‘They,’ he said, and his arms swept out to embrace the world, ‘will tell you and encourage you to develop your brain and your five senses. But that’s only the half of it, that’s only being half a human. The other half is to develop the heart and the wits.’ He ticked them off on one gnarled old hand with the end of his pipe. ‘There’s common wit, there’s imagination, there’s fantasy, there’s estimation, and there’s memory.’ Old Woody’s face turned upwards, his spirit danced and was warmed out among the stars whilst his body remained with us and was warmed by the old tin-can brazier. ‘Never let anyone rob you of your right to be complete. The daylight is for the brain and the senses, the darkness is for the heart and the wits – Never, never be afraid. Your brain may fail you one day, but your heart won’t.’

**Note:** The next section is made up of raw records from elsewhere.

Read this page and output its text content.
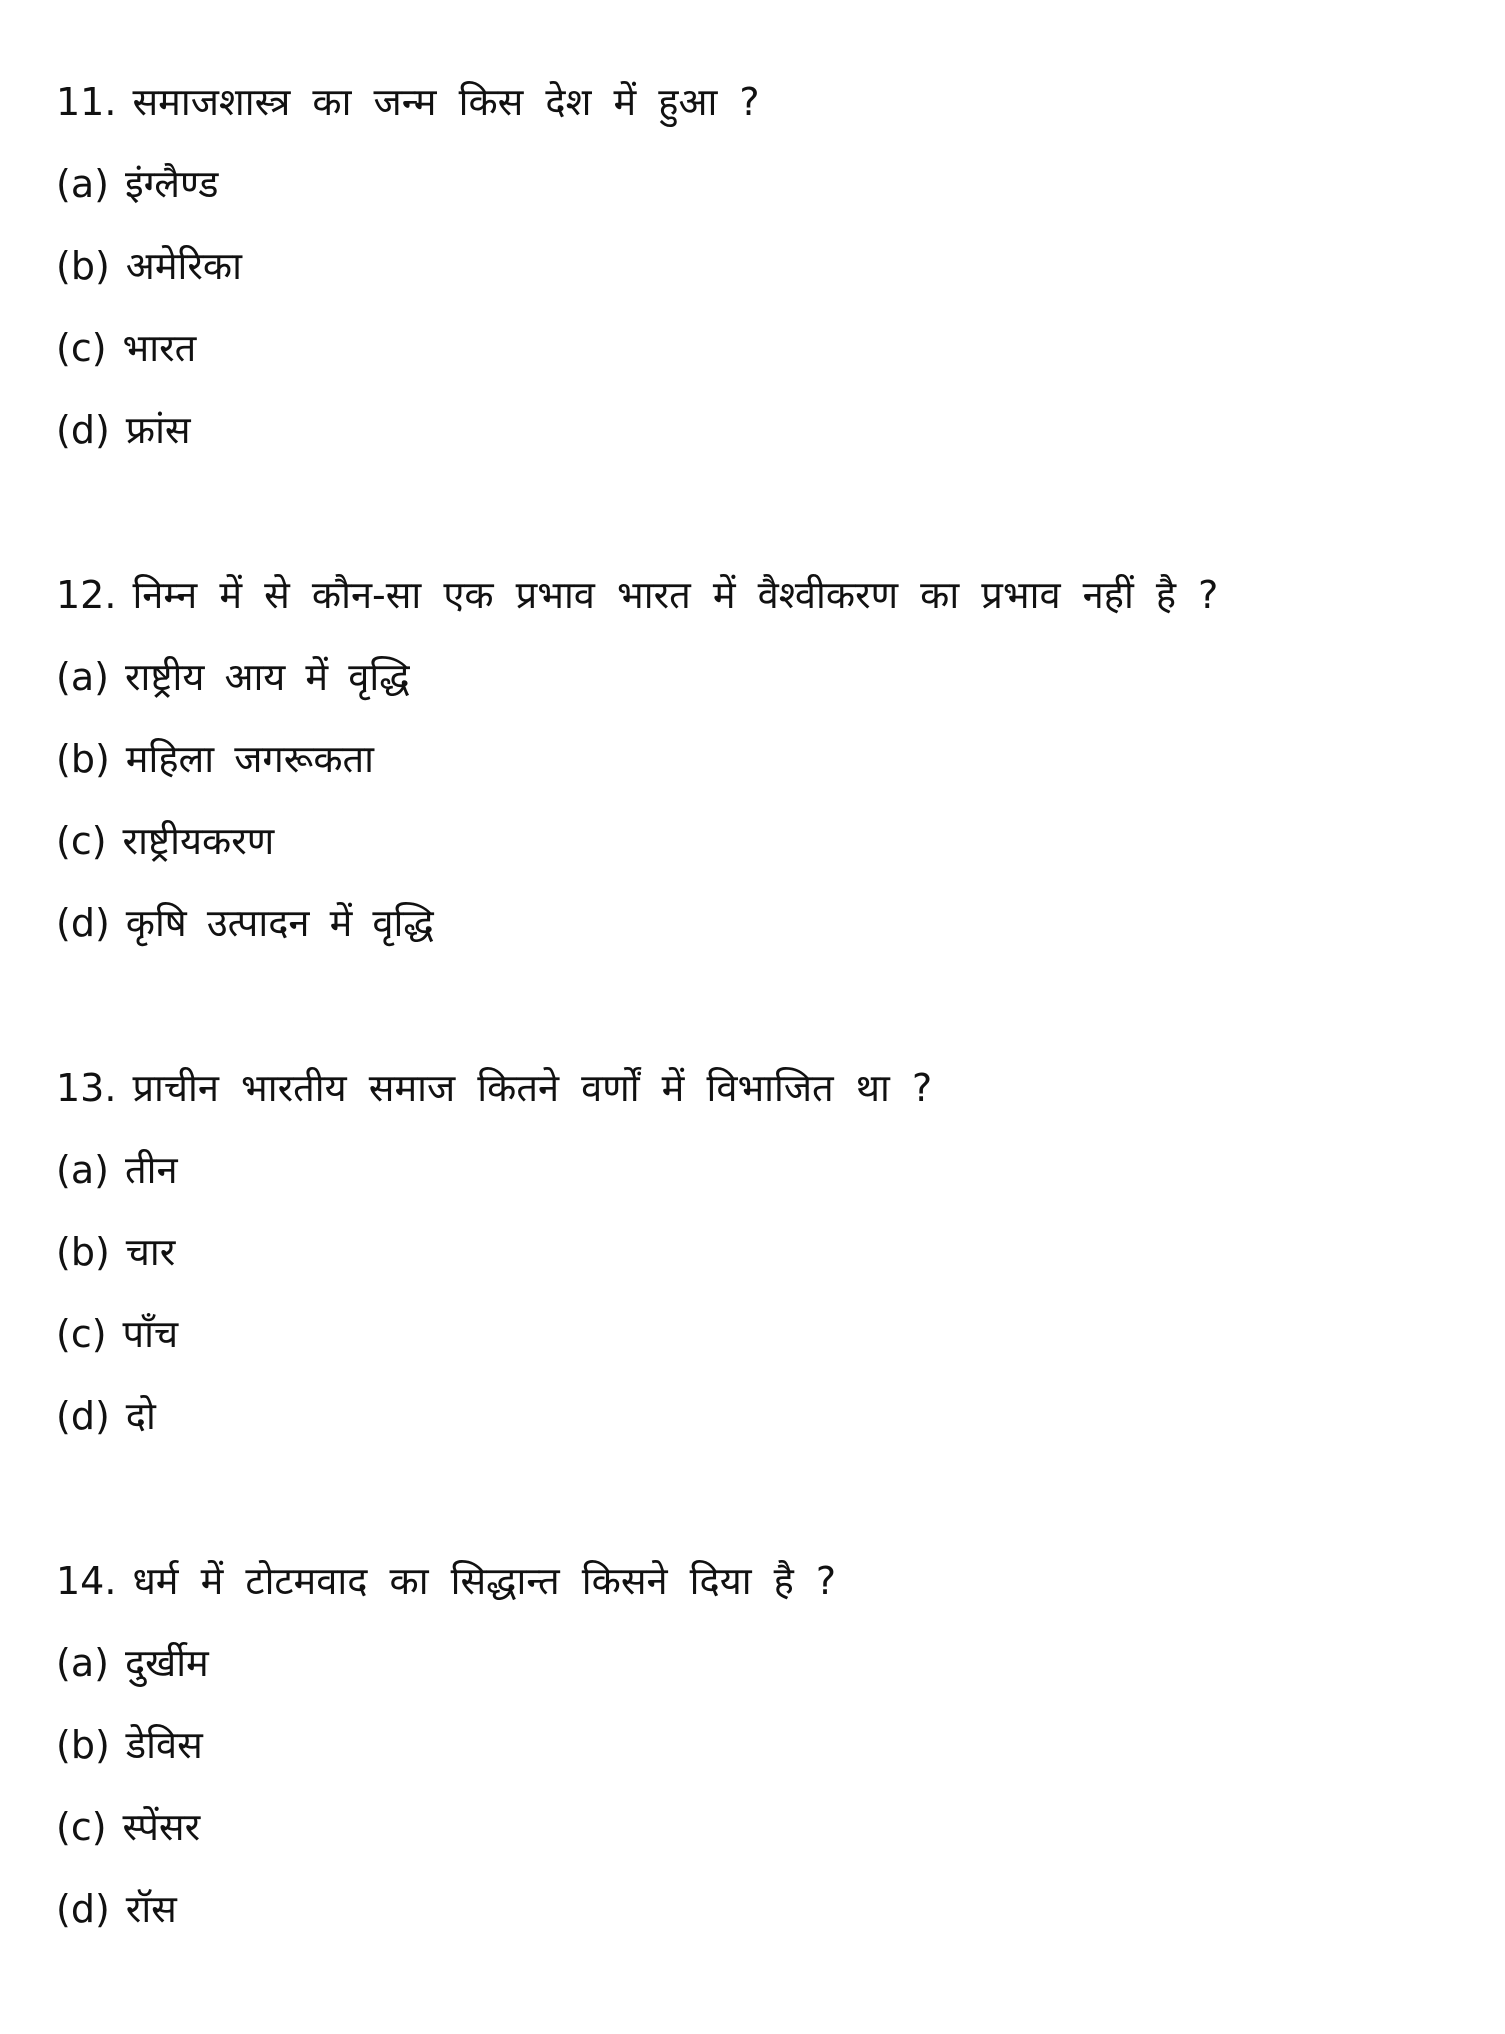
11. समाजशास्त्र का जन्म किस देश में हुआ ?
(a) इंग्लैण्ड
(b) अमेरिका
(c) भारत
(d) फ्रांस
12. निम्न में से कौन-सा एक प्रभाव भारत में वैश्वीकरण का प्रभाव नहीं है ?
(a) राष्ट्रीय आय में वृद्धि
(b) महिला जगरूकता
(c) राष्ट्रीयकरण
(d) कृषि उत्पादन में वृद्धि
13. प्राचीन भारतीय समाज कितने वर्णों में विभाजित था ?
(a) तीन
(b) चार
(c) पाँच
(d) दो
14. धर्म में टोटमवाद का सिद्धान्त किसने दिया है ?
(a) दुर्खीम
(b) डेविस
(c) स्पेंसर
(d) रॉस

I first read that quote in my early teens, and I thought of it again yesterday when I was telling a friend about the book, Mister God, This is Anna.
I’ve always loved the night-time, and it’s probably no surprise that night is when I write best; the distractions of the day and their demands on the senses are dealt with, and out here in the bush it’s still and peaceful outside, with only the rustlings of the nocturnal animals. My imagination unfurls, and I can more easily find my characters’ hearts and souls. Writing becomes more intuitive, the words flowing, and less a conscious, rational word-by-word process.
So perhaps Old Woody was right – the darkness is for the heart and the wits.
Wednesday Wisdom is a new feature on my blog, in which I’ll share a quote or some wisdom that has shaped my thinking about writing, books, reading, love, or similar.
Although I won’t be posting every day, themes for different weekdays will, I hope, provide writing prompts and ideas for me and therefore make my blog more interesting for readers, and more frequently updated!